Steven Laub has served in executive management and board positions in public and private semiconductor corporations including as President, Chief Executive Officer and Board member of Atmel Corporation; President and Chief Executive Officer of Silicon Image, Inc; and President of Lattice Semiconductor Corporation. His expertise extends to private equity as well. Mr. Laub serves on the Advisory Board of IPV Capital and was a technology partner at Golden Gate Capital Corporation. Previously, he served as Vice President and Partner at Bain and Company.
Mr. Laub is also devoted to the education field; he is a board member at Design Tech High School, a Charter School in Redwood Shores, CA and on the Board of Visitors for the UCLA Economics Department. Mr. Laub brings critical expertise in board operations, scaling organizations, and legal.
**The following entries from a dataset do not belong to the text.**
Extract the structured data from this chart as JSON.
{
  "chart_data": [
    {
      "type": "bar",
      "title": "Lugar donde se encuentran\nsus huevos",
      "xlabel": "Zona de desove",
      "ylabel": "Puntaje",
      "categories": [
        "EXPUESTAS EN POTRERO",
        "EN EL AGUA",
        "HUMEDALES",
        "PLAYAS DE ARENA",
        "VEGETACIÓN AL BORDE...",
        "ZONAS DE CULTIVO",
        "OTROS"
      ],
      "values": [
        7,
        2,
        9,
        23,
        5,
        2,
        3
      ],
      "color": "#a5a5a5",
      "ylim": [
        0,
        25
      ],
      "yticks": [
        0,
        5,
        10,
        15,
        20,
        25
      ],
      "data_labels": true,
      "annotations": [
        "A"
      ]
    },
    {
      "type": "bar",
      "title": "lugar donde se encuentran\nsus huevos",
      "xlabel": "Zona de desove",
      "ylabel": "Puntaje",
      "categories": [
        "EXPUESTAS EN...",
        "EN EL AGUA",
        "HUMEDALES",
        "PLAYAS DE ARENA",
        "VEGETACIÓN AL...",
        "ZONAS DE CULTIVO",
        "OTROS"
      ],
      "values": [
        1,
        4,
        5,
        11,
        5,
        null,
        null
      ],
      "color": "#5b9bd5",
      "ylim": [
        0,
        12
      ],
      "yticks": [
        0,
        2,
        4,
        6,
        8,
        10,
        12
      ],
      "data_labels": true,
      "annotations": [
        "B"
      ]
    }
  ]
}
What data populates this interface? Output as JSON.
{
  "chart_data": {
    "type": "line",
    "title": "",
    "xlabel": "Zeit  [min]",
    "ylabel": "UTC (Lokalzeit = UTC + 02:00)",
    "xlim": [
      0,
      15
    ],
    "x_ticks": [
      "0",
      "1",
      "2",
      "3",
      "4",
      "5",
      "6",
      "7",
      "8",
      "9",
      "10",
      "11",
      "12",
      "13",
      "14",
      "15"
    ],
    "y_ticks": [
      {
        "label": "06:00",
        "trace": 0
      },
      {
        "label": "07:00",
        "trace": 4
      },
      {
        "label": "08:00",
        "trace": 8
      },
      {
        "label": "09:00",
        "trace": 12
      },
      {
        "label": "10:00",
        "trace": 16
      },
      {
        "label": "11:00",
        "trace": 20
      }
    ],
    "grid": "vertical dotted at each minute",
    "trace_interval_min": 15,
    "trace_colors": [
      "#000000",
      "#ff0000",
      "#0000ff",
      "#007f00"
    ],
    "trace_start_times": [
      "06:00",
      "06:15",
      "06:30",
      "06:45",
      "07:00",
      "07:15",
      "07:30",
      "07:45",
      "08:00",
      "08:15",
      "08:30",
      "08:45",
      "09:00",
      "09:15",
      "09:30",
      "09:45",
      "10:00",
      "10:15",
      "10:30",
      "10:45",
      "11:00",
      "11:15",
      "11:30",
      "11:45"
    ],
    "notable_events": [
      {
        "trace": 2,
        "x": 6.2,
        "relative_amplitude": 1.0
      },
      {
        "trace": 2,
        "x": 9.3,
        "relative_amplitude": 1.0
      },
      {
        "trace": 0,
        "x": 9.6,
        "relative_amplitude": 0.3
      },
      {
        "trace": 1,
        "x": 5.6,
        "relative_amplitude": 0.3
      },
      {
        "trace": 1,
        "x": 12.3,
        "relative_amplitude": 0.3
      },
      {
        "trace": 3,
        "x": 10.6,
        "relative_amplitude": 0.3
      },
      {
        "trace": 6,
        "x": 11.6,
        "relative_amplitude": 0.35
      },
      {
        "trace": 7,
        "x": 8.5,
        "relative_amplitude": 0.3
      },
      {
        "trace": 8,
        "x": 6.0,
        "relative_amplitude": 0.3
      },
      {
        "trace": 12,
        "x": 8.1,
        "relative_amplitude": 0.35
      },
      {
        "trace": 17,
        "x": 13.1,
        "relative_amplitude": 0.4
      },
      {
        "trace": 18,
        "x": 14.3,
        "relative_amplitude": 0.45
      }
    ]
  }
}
Mr. Laub earned his BA in Economics from UCLA and his JD from Harvard Law School.
Kathleen O’Connor serves as Vice President within the Legal Department at AQR Capital Management, a global investment management firm. In this role, Kathleen focuses on regulatory and political work, in coordination with the firm’s legal and government and regulatory affairs functions.
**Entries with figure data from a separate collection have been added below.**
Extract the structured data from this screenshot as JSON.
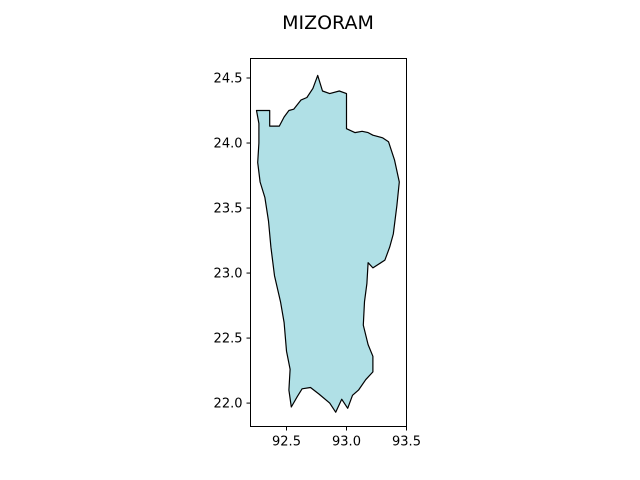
{
  "title": "MIZORAM",
  "chart_data": {
    "type": "map",
    "title": "MIZORAM",
    "xlabel": "",
    "ylabel": "",
    "xlim": [
      92.2,
      93.5
    ],
    "ylim": [
      21.82,
      24.65
    ],
    "x_ticks": [
      {
        "value": 92.5,
        "label": "92.5"
      },
      {
        "value": 93.0,
        "label": "93.0"
      },
      {
        "value": 93.5,
        "label": "93.5"
      }
    ],
    "y_ticks": [
      {
        "value": 22.0,
        "label": "22.0"
      },
      {
        "value": 22.5,
        "label": "22.5"
      },
      {
        "value": 23.0,
        "label": "23.0"
      },
      {
        "value": 23.5,
        "label": "23.5"
      },
      {
        "value": 24.0,
        "label": "24.0"
      },
      {
        "value": 24.5,
        "label": "24.5"
      }
    ],
    "grid": false,
    "fill_color": "#b0e0e6",
    "edge_color": "#000000",
    "boundary": [
      [
        92.25,
        24.25
      ],
      [
        92.36,
        24.25
      ],
      [
        92.36,
        24.13
      ],
      [
        92.44,
        24.13
      ],
      [
        92.48,
        24.2
      ],
      [
        92.52,
        24.25
      ],
      [
        92.56,
        24.26
      ],
      [
        92.62,
        24.33
      ],
      [
        92.67,
        24.35
      ],
      [
        92.72,
        24.42
      ],
      [
        92.76,
        24.52
      ],
      [
        92.8,
        24.4
      ],
      [
        92.86,
        24.38
      ],
      [
        92.94,
        24.4
      ],
      [
        93.0,
        24.38
      ],
      [
        93.0,
        24.22
      ],
      [
        93.0,
        24.11
      ],
      [
        93.07,
        24.08
      ],
      [
        93.13,
        24.09
      ],
      [
        93.18,
        24.08
      ],
      [
        93.22,
        24.06
      ],
      [
        93.3,
        24.04
      ],
      [
        93.35,
        24.01
      ],
      [
        93.4,
        23.87
      ],
      [
        93.44,
        23.7
      ],
      [
        93.42,
        23.52
      ],
      [
        93.39,
        23.3
      ],
      [
        93.36,
        23.2
      ],
      [
        93.32,
        23.1
      ],
      [
        93.22,
        23.04
      ],
      [
        93.18,
        23.08
      ],
      [
        93.17,
        22.92
      ],
      [
        93.15,
        22.78
      ],
      [
        93.14,
        22.6
      ],
      [
        93.18,
        22.45
      ],
      [
        93.22,
        22.36
      ],
      [
        93.22,
        22.24
      ],
      [
        93.16,
        22.18
      ],
      [
        93.1,
        22.1
      ],
      [
        93.05,
        22.06
      ],
      [
        93.01,
        21.96
      ],
      [
        92.96,
        22.03
      ],
      [
        92.91,
        21.93
      ],
      [
        92.86,
        22.0
      ],
      [
        92.77,
        22.07
      ],
      [
        92.7,
        22.12
      ],
      [
        92.63,
        22.11
      ],
      [
        92.59,
        22.05
      ],
      [
        92.54,
        21.97
      ],
      [
        92.52,
        22.1
      ],
      [
        92.53,
        22.26
      ],
      [
        92.5,
        22.4
      ],
      [
        92.48,
        22.62
      ],
      [
        92.45,
        22.78
      ],
      [
        92.4,
        22.98
      ],
      [
        92.37,
        23.2
      ],
      [
        92.35,
        23.4
      ],
      [
        92.32,
        23.58
      ],
      [
        92.28,
        23.7
      ],
      [
        92.26,
        23.85
      ],
      [
        92.27,
        24.0
      ],
      [
        92.27,
        24.15
      ],
      [
        92.25,
        24.25
      ]
    ]
  }
}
Prior to joining AQR, Ms. O’Connor was a Principal with Saoi, Ltd., and over her career has also held a variety of private- and public-sector legal roles.
Ms. O’Connor earned a B.A. in history from Georgetown University, an M.S. from University College London and a J.D. from Fordham University\
Joel Winton is Director, American Values at The Paul E. Singer Foundation. In this capacity he oversees the Foundation’s philanthropy in the areas of domestic public policy, higher education, rule of law, leadership development, and national security. A British national, Joel grew up in London, and attended the University of Cambridge where he graduated with First-class honors in History.
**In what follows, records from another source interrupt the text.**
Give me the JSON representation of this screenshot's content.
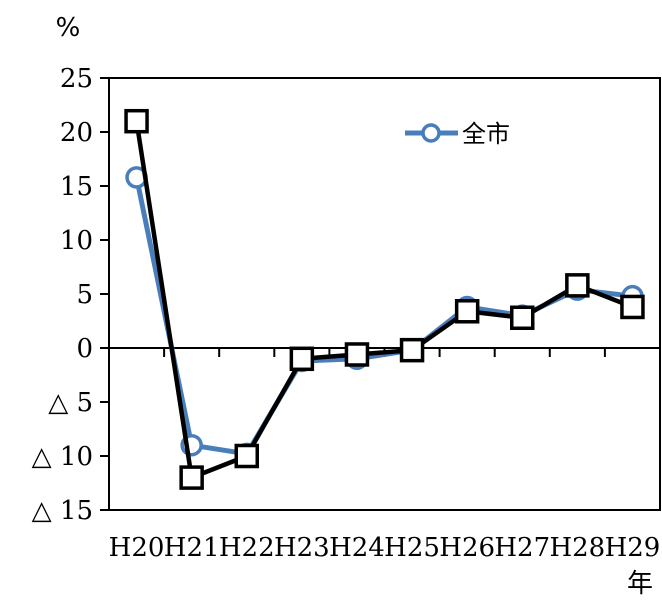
{
  "chart_data": {
    "type": "line",
    "ylabel": "%",
    "xlabel": "年",
    "categories": [
      "H20",
      "H21",
      "H22",
      "H23",
      "H24",
      "H25",
      "H26",
      "H27",
      "H28",
      "H29"
    ],
    "ylim": [
      -15,
      25
    ],
    "yticks": [
      25,
      20,
      15,
      10,
      5,
      0,
      -5,
      -10,
      -15
    ],
    "ytick_labels": [
      "25",
      "20",
      "15",
      "10",
      "5",
      "0",
      "△ 5",
      "△ 10",
      "△ 15"
    ],
    "grid": false,
    "legend_position": "top-right",
    "series": [
      {
        "name": "全市",
        "color": "#4a7ebb",
        "marker": "circle",
        "values": [
          15.8,
          -9.0,
          -9.8,
          -1.2,
          -1.0,
          -0.2,
          3.8,
          3.0,
          5.4,
          4.8
        ]
      },
      {
        "color": "#000000",
        "marker": "square",
        "values": [
          21.0,
          -12.0,
          -10.0,
          -1.0,
          -0.6,
          -0.2,
          3.4,
          2.8,
          5.8,
          3.8
        ]
      }
    ]
  }
}
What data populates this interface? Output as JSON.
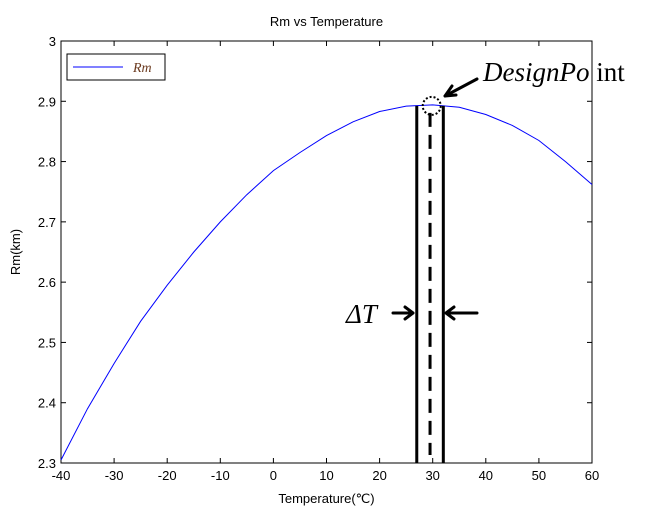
{
  "chart_data": {
    "type": "line",
    "title": "Rm vs Temperature",
    "xlabel": "Temperature(℃)",
    "ylabel": "Rm(km)",
    "xlim": [
      -40,
      60
    ],
    "ylim": [
      2.3,
      3.0
    ],
    "xticks": [
      "-40",
      "-30",
      "-20",
      "-10",
      "0",
      "10",
      "20",
      "30",
      "40",
      "50",
      "60"
    ],
    "yticks": [
      "2.3",
      "2.4",
      "2.5",
      "2.6",
      "2.7",
      "2.8",
      "2.9",
      "3"
    ],
    "grid": false,
    "legend_placement": "top-left",
    "series": [
      {
        "name": "Rm",
        "color": "#0000ff",
        "x": [
          -40,
          -35,
          -30,
          -25,
          -20,
          -15,
          -10,
          -5,
          0,
          5,
          10,
          15,
          20,
          25,
          30,
          35,
          40,
          45,
          50,
          55,
          60
        ],
        "y": [
          2.305,
          2.39,
          2.465,
          2.535,
          2.595,
          2.65,
          2.7,
          2.745,
          2.785,
          2.815,
          2.843,
          2.866,
          2.883,
          2.892,
          2.894,
          2.89,
          2.878,
          2.86,
          2.835,
          2.8,
          2.762
        ]
      }
    ],
    "annotations": {
      "design_point": {
        "text_italic": "DesignPo",
        "text_upright": " int",
        "x": 30,
        "y": 2.894
      },
      "delta_t": {
        "text": "ΔT",
        "x_left": 27,
        "x_center": 29.5,
        "x_right": 32
      }
    }
  }
}
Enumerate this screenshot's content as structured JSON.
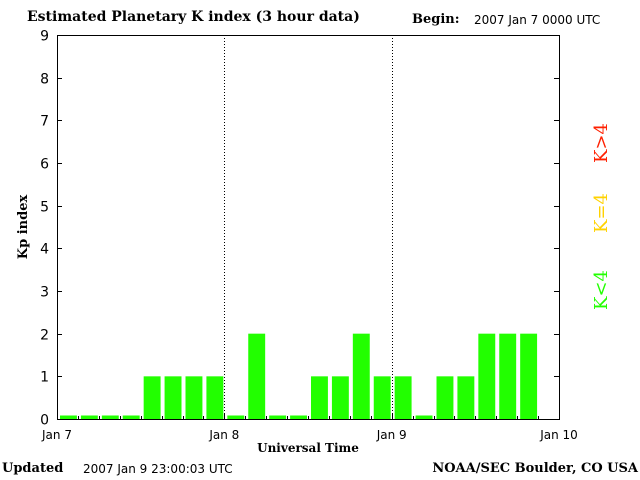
{
  "header": {
    "title": "Estimated Planetary K index (3 hour data)",
    "begin_label": "Begin:",
    "begin_value": "2007 Jan 7 0000 UTC"
  },
  "footer": {
    "updated_label": "Updated",
    "updated_value": "2007 Jan  9 23:00:03 UTC",
    "source": "NOAA/SEC Boulder, CO USA"
  },
  "legend": [
    {
      "label": "K>4",
      "color": "#ff2000"
    },
    {
      "label": "K=4",
      "color": "#ffd200"
    },
    {
      "label": "K<4",
      "color": "#22ff00"
    }
  ],
  "chart_data": {
    "type": "bar",
    "xlabel": "Universal Time",
    "ylabel": "Kp index",
    "ylim": [
      0,
      9
    ],
    "yticks": [
      0,
      1,
      2,
      3,
      4,
      5,
      6,
      7,
      8,
      9
    ],
    "xtick_labels": [
      "Jan 7",
      "Jan 8",
      "Jan 9",
      "Jan 10"
    ],
    "day_separators": [
      "Jan 8",
      "Jan 9"
    ],
    "interval_hours": 3,
    "bar_color": "#22ff00",
    "categories": [
      "Jan 7 00",
      "Jan 7 03",
      "Jan 7 06",
      "Jan 7 09",
      "Jan 7 12",
      "Jan 7 15",
      "Jan 7 18",
      "Jan 7 21",
      "Jan 8 00",
      "Jan 8 03",
      "Jan 8 06",
      "Jan 8 09",
      "Jan 8 12",
      "Jan 8 15",
      "Jan 8 18",
      "Jan 8 21",
      "Jan 9 00",
      "Jan 9 03",
      "Jan 9 06",
      "Jan 9 09",
      "Jan 9 12",
      "Jan 9 15",
      "Jan 9 18",
      "Jan 9 21"
    ],
    "values": [
      0,
      0,
      0,
      0,
      1,
      1,
      1,
      1,
      0,
      2,
      0,
      0,
      1,
      1,
      2,
      1,
      1,
      0,
      1,
      1,
      2,
      2,
      2,
      null
    ]
  }
}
Zachary R. Wood is an Assistant Curator at TED, as well as a former Columnist and Assistant Opinion Editor at The Guardian, and a former Robert L. Bartley Fellow at The Wall Street Journal. His recent work has appeared in The New York Times, The Wall Street Journal, The Washington Post, HuffPost, The Nation, The Weekly Standard, Times Higher Education, and Inside Higher Ed. Mr. Wood served as the campus president of the student group, Uncomfortable Learning, a student group that drew national attention because of its invitations to campus and engagement with controversial and offensive speakers. In 2017, he gave US Senate testimony opposing the recent string of college speaker disinvitations and in defense of viewpoint diversity.
Mr. Wood earned his undergraduate degree from Williams College.
Dr. Jeffrey S. Flier, MD is a distinguished endocrinologist, researcher, and leader in academic medicine. Dr. Flier served as the 21st Dean of the Faculty of Medicine of Harvard University from 2007 to 2016. Dr. Flier is an authority on diabetes and obesity and is the Harvard University Distinguished Service Professor and the Higginson Professor of Physiology and Medicine. He has recently written on issues of broad importance to the academy and health professions, including the future of medicine and the health care workforce, and challenges to the ecosystem of biomedical research.
Dr. Flier received a BS from City College New York and an MD from Mount Sinai School of Medicine. As an author of over 300 scholarly papers, he is an elected member of the National Academy of Medicine, and in 2005 received the Banting Medal, the highest scientific honor granted by the American Diabetes Association.